How Are You Feeling Today Baby Bear 

by Jane Evans (for children aged 2-6 yrs)

Baby Bear lives in a home with the big bears and loves to chase butterflies and make mud pies – they make Baby Bear’s tummy fill with sunshine. Then, one night, Baby Bear hears a big storm downstairs in the house and in the morning, Baby Bear’s tummy starts to feel grey and rainy. How will such a small bear cope with these big new feelings? 

This sensitive, charming storybook is written to help children who have lived with violence at home begin exploring and naming their feelings. 

Accompanied by notes for adults on how to use each page of the story to start conversations, it also features fun games and activities to help to understand and express difficult emotions.

The Huge Bag of Worries 

by Virginia Ironside and Frank Rodgers (for children aged 4-9 yrs)

The book follows the daily life of a young named Jenny who worries about absolutely everything, but because she does not know how to stop worrying, a massive bag of worries appears at the end of her bed.
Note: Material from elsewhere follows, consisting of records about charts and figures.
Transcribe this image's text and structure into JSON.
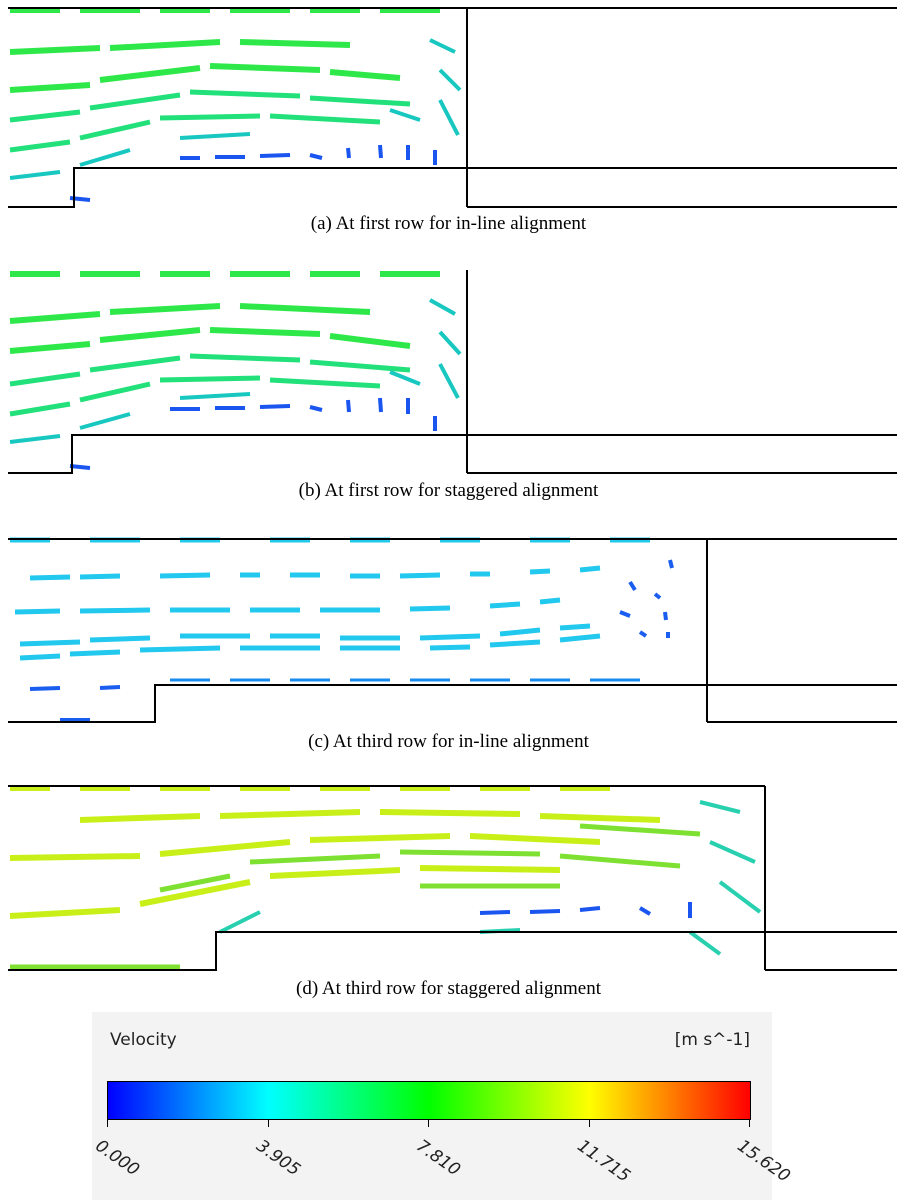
{
  "panels": [
    {
      "id": "a",
      "caption": "(a) At first row for in-line alignment"
    },
    {
      "id": "b",
      "caption": "(b) At first row for staggered alignment"
    },
    {
      "id": "c",
      "caption": "(c) At third row for in-line alignment"
    },
    {
      "id": "d",
      "caption": "(d) At third row for staggered alignment"
    }
  ],
  "legend": {
    "title": "Velocity",
    "units": "[m s^-1]",
    "ticks": [
      "0.000",
      "3.905",
      "7.810",
      "11.715",
      "15.620"
    ],
    "range": [
      0,
      15.62
    ],
    "colormap": [
      "#0000ff",
      "#00ffff",
      "#00ff00",
      "#ffff00",
      "#ff0000"
    ]
  }
}
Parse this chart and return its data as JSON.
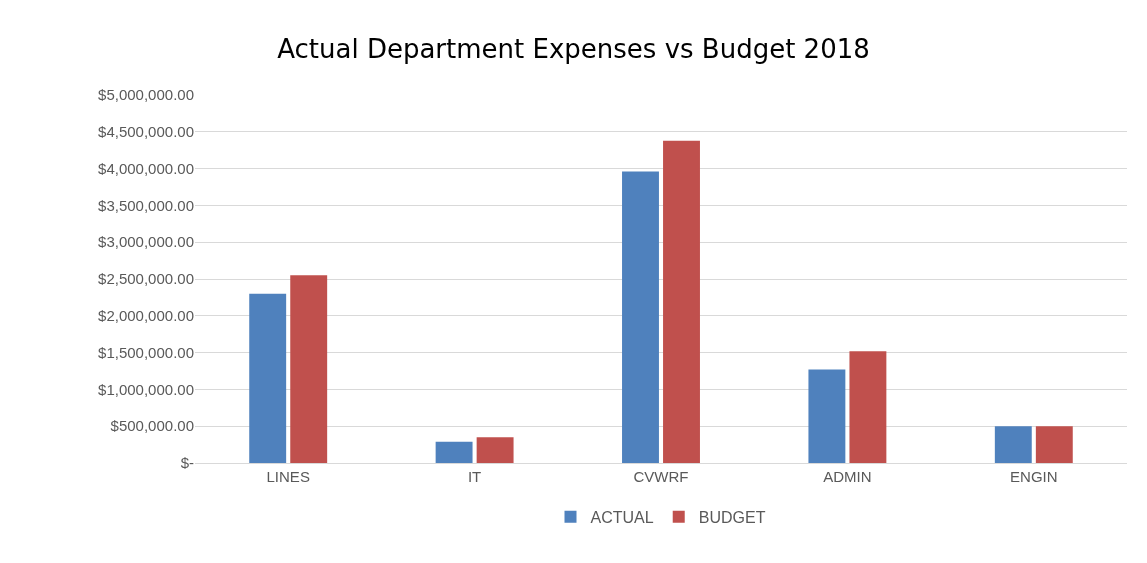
{
  "chart_data": {
    "type": "bar",
    "title": "Actual Department Expenses vs Budget 2018",
    "categories": [
      "LINES",
      "IT",
      "CVWRF",
      "ADMIN",
      "ENGIN"
    ],
    "series": [
      {
        "name": "ACTUAL",
        "color": "#4f81bd",
        "values": [
          2300000,
          290000,
          3960000,
          1270000,
          500000
        ]
      },
      {
        "name": "BUDGET",
        "color": "#c0504d",
        "values": [
          2550000,
          350000,
          4380000,
          1520000,
          500000
        ]
      }
    ],
    "ylim": [
      0,
      5000000
    ],
    "yticks": [
      {
        "value": 0,
        "label": "$-"
      },
      {
        "value": 500000,
        "label": "$500,000.00"
      },
      {
        "value": 1000000,
        "label": "$1,000,000.00"
      },
      {
        "value": 1500000,
        "label": "$1,500,000.00"
      },
      {
        "value": 2000000,
        "label": "$2,000,000.00"
      },
      {
        "value": 2500000,
        "label": "$2,500,000.00"
      },
      {
        "value": 3000000,
        "label": "$3,000,000.00"
      },
      {
        "value": 3500000,
        "label": "$3,500,000.00"
      },
      {
        "value": 4000000,
        "label": "$4,000,000.00"
      },
      {
        "value": 4500000,
        "label": "$4,500,000.00"
      },
      {
        "value": 5000000,
        "label": "$5,000,000.00"
      }
    ],
    "grid": "y",
    "legend": "bottom"
  }
}
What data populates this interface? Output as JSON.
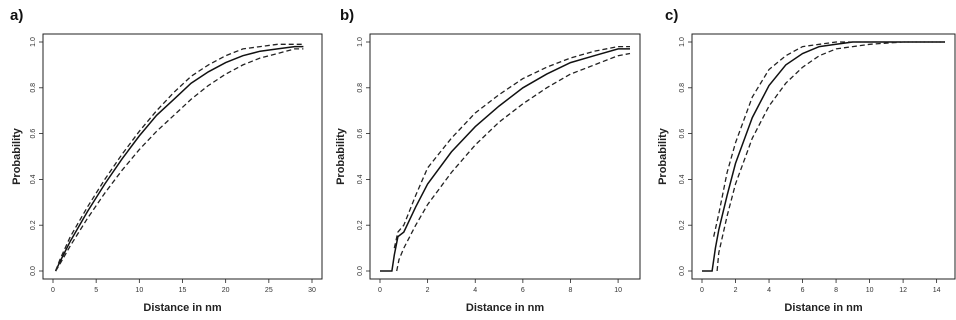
{
  "chart_data": [
    {
      "type": "line",
      "panel_label": "a)",
      "xlabel": "Distance in nm",
      "ylabel": "Probability",
      "xlim": [
        0,
        30
      ],
      "ylim": [
        0,
        1
      ],
      "xticks": [
        0,
        5,
        10,
        15,
        20,
        25,
        30
      ],
      "yticks": [
        0.0,
        0.2,
        0.4,
        0.6,
        0.8,
        1.0
      ],
      "ytick_labels": [
        "0.0",
        "0.2",
        "0.4",
        "0.6",
        "0.8",
        "1.0"
      ],
      "grid": false,
      "series": [
        {
          "style": "solid",
          "x": [
            0.3,
            0.8,
            2,
            4,
            6,
            8,
            10,
            12,
            14,
            16,
            18,
            20,
            22,
            24,
            26,
            28,
            29
          ],
          "y": [
            0,
            0.04,
            0.13,
            0.26,
            0.38,
            0.49,
            0.59,
            0.68,
            0.75,
            0.82,
            0.87,
            0.91,
            0.94,
            0.96,
            0.97,
            0.98,
            0.98
          ]
        },
        {
          "style": "dashed",
          "x": [
            0.3,
            0.8,
            2,
            4,
            6,
            8,
            10,
            12,
            14,
            16,
            18,
            20,
            22,
            24,
            26,
            28,
            29
          ],
          "y": [
            0,
            0.05,
            0.15,
            0.28,
            0.4,
            0.51,
            0.61,
            0.7,
            0.78,
            0.85,
            0.9,
            0.94,
            0.97,
            0.98,
            0.99,
            0.99,
            0.99
          ]
        },
        {
          "style": "dashed",
          "x": [
            0.3,
            0.8,
            2,
            4,
            6,
            8,
            10,
            12,
            14,
            16,
            18,
            20,
            22,
            24,
            26,
            28,
            29
          ],
          "y": [
            0,
            0.03,
            0.11,
            0.23,
            0.34,
            0.44,
            0.53,
            0.61,
            0.68,
            0.75,
            0.81,
            0.86,
            0.9,
            0.93,
            0.95,
            0.97,
            0.97
          ]
        }
      ]
    },
    {
      "type": "line",
      "panel_label": "b)",
      "xlabel": "Distance in nm",
      "ylabel": "Probability",
      "xlim": [
        0,
        10.5
      ],
      "ylim": [
        0,
        1
      ],
      "xticks": [
        0,
        2,
        4,
        6,
        8,
        10
      ],
      "yticks": [
        0.0,
        0.2,
        0.4,
        0.6,
        0.8,
        1.0
      ],
      "ytick_labels": [
        "0.0",
        "0.2",
        "0.4",
        "0.6",
        "0.8",
        "1.0"
      ],
      "grid": false,
      "series": [
        {
          "style": "solid",
          "x": [
            0,
            0.5,
            0.6,
            0.75,
            1,
            1.5,
            2,
            3,
            4,
            5,
            6,
            7,
            8,
            9,
            10,
            10.5
          ],
          "y": [
            0,
            0,
            0.07,
            0.15,
            0.17,
            0.28,
            0.38,
            0.52,
            0.63,
            0.72,
            0.8,
            0.86,
            0.91,
            0.94,
            0.97,
            0.97
          ]
        },
        {
          "style": "dashed",
          "x": [
            0.6,
            0.75,
            1,
            1.5,
            2,
            3,
            4,
            5,
            6,
            7,
            8,
            9,
            10,
            10.5
          ],
          "y": [
            0.1,
            0.17,
            0.2,
            0.33,
            0.45,
            0.58,
            0.69,
            0.77,
            0.84,
            0.89,
            0.93,
            0.96,
            0.98,
            0.98
          ]
        },
        {
          "style": "dashed",
          "x": [
            0.7,
            0.8,
            1,
            1.5,
            2,
            3,
            4,
            5,
            6,
            7,
            8,
            9,
            10,
            10.5
          ],
          "y": [
            0,
            0.05,
            0.1,
            0.2,
            0.29,
            0.43,
            0.55,
            0.65,
            0.73,
            0.8,
            0.86,
            0.9,
            0.94,
            0.95
          ]
        }
      ]
    },
    {
      "type": "line",
      "panel_label": "c)",
      "xlabel": "Distance in nm",
      "ylabel": "Probability",
      "xlim": [
        0,
        14.5
      ],
      "ylim": [
        0,
        1
      ],
      "xticks": [
        0,
        2,
        4,
        6,
        8,
        10,
        12,
        14
      ],
      "yticks": [
        0.0,
        0.2,
        0.4,
        0.6,
        0.8,
        1.0
      ],
      "ytick_labels": [
        "0.0",
        "0.2",
        "0.4",
        "0.6",
        "0.8",
        "1.0"
      ],
      "grid": false,
      "series": [
        {
          "style": "solid",
          "x": [
            0,
            0.6,
            0.8,
            1,
            1.5,
            2,
            3,
            4,
            5,
            6,
            7,
            8,
            9,
            10,
            12,
            14.5
          ],
          "y": [
            0,
            0,
            0.1,
            0.18,
            0.33,
            0.47,
            0.67,
            0.81,
            0.9,
            0.95,
            0.98,
            0.99,
            1,
            1,
            1,
            1
          ]
        },
        {
          "style": "dashed",
          "x": [
            0.7,
            1,
            1.5,
            2,
            3,
            4,
            5,
            6,
            7,
            8,
            9,
            10,
            12,
            14.5
          ],
          "y": [
            0.15,
            0.25,
            0.43,
            0.56,
            0.76,
            0.88,
            0.94,
            0.98,
            0.99,
            1,
            1,
            1,
            1,
            1
          ]
        },
        {
          "style": "dashed",
          "x": [
            0.9,
            1,
            1.5,
            2,
            3,
            4,
            5,
            6,
            7,
            8,
            9,
            10,
            12,
            14.5
          ],
          "y": [
            0,
            0.08,
            0.24,
            0.38,
            0.58,
            0.72,
            0.82,
            0.89,
            0.94,
            0.97,
            0.98,
            0.99,
            1,
            1
          ]
        }
      ]
    }
  ]
}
This bag follows her everywhere she goes; no matter what she tries, the huge bag will not go away. Jenny cannot find anyone to talk to about it because she thinks they will not understand, so she begins to think that this vast bag will never disappear. But then hope is found for Jenny when she confines in an old lady who opens up the bag and talks to her about each one. Jenny then realises that those worries do not seem that big after all and that sharing them with someone else really helps.

Creating a Safety Plan for a Child

A safety plan looks at what your child might be worried about; it will help protect them from getting hurt and keep them safe. 

Safety plans can come in many forms, and this can be designed however you feel best, what your child likes; it can be colourful, made with crayons, coloured pencils etc. It doesn’t matter what it looks like. The idea is that it will provide information to the child to help keep them safe in certain situations. There is no right or wrong way to complete a safety plan. 

Safety plans usually contain some or all the following:

  • Keeping safe at home = my safe place inside my house is (the place can be named or drawn), the person I can call is, their number is,
  • Keeping safe out & about = my safe place outside my house is, my safe contact is
  • Contacts = who can I phone if I am hurt or might get hurt, provide numbers of services, 999, Childline, NSPCC.
  • Keeping safe on my phone and online = saving emergency numbers on speed dial, being aware of location devices, keeping safe on social media
  • Trusted people = I will talk to someone that I trust about what is happening to me so that I have a friend that I can turn to; this person is their contact is.
  • Support services = I know the details of 2 support services that I can contact who understand about young people and how domestic abuse impacts them; these two services are i.e. Rotherham Rise and Childline.